St. Louis Alaska Gov. Sarah Palin testified for two hours Friday in an abuse-of-power investigation that has been a distraction to her Republican vice presidential campaign.
Palin's leadership was questioned this month in a stinging but largely toothless legislative report that found she violated state ethics laws by letting a family dispute influence her decision-making.
Palin is hoping the Alaska Personnel Board, which is running a parallel investigation, will clear her of wrongdoing. It's unclear, however, whether any conclusion will be reached before Election Day.
"I am so pleased to finally have gotten the chance to tell what really happened and get the truth out," Palin said in a statement released by her attorney. "It was the right thing to do to bring this before the Personnel Board and have a true arm's length unbiased and apolitical investigator look into this."

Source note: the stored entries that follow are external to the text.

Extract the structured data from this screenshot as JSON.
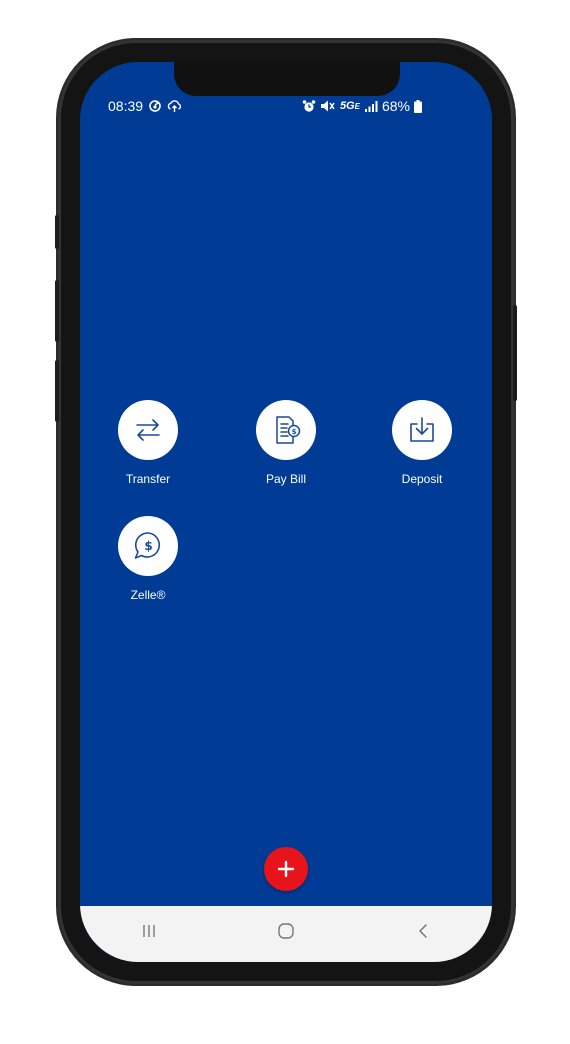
{
  "status_bar": {
    "time": "08:39",
    "network": "5G",
    "network_sub": "E",
    "battery": "68%"
  },
  "actions": [
    {
      "label": "Transfer",
      "icon": "transfer-arrows-icon"
    },
    {
      "label": "Pay Bill",
      "icon": "bill-dollar-icon"
    },
    {
      "label": "Deposit",
      "icon": "deposit-download-icon"
    },
    {
      "label": "Zelle®",
      "icon": "zelle-dollar-bubble-icon"
    }
  ],
  "fab": {
    "icon": "plus-icon"
  },
  "nav_bar": {
    "icons": [
      "recent-apps-icon",
      "home-icon",
      "back-icon"
    ]
  },
  "colors": {
    "background": "#003c96",
    "fab": "#e8141b",
    "icon_stroke": "#1b4a9c",
    "nav_bar": "#f3f3f3"
  }
}
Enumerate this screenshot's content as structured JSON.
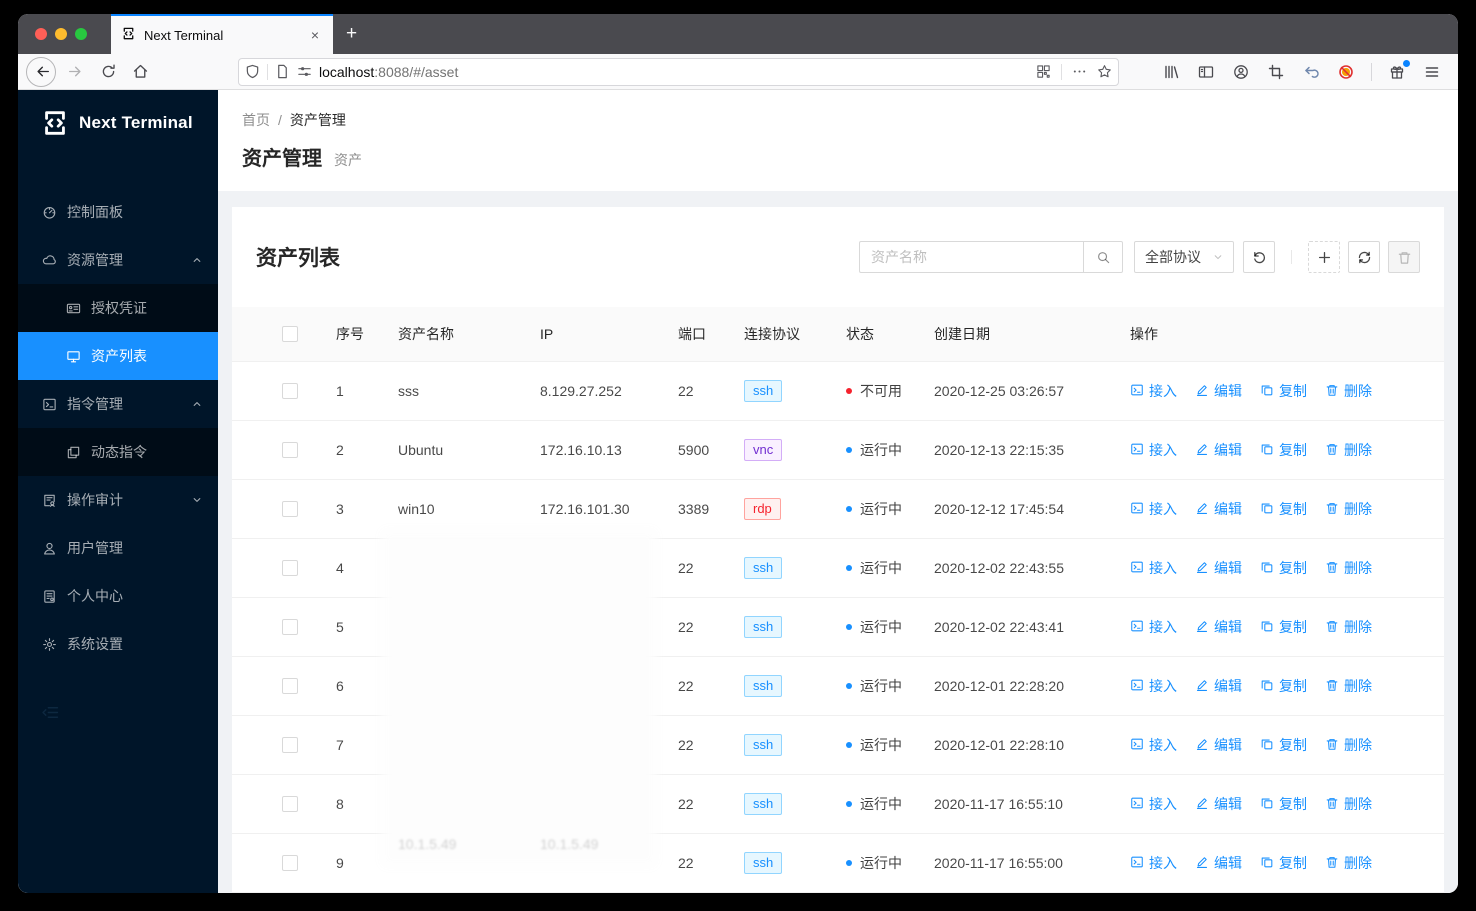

The board is investigating the firing of her public safety commissioner, Walter Monegan. Monegan claims he was dismissed because he refused to fire Palin's former brother-in-law, a state trooper involved in a messy divorce from Palin's sister. The controversy, known as "Troopergate," took on national significance after John McCain selected Palin as his running mate.
The legislative inquiry found that Monegan's firing was proper but the pressure to fire the trooper, Mike Wooten, was not. Griffin says Palin stands by her decision to fire Monegan and her concerns about Wooten.
Palin and her husband, Todd, say Wooten was unstable and had made threats against their family. Wooten had also used an electric stun gun on his stepson.
"I make no apologies for wanting to protect my family and wanting to publicize the injustice of a violent trooper keeping his badge," Todd Palin said in an affidavit submitted to legislative investigators.
Sarah Palin was not subpoenaed in that investigation. Friday's testimony before independent investigator Timothy Petumenos was the first time she spoke at length or under oath about the controversy. Palin began testifying around 4 p.m., McCain campaign spokesman Taylor Griffin said.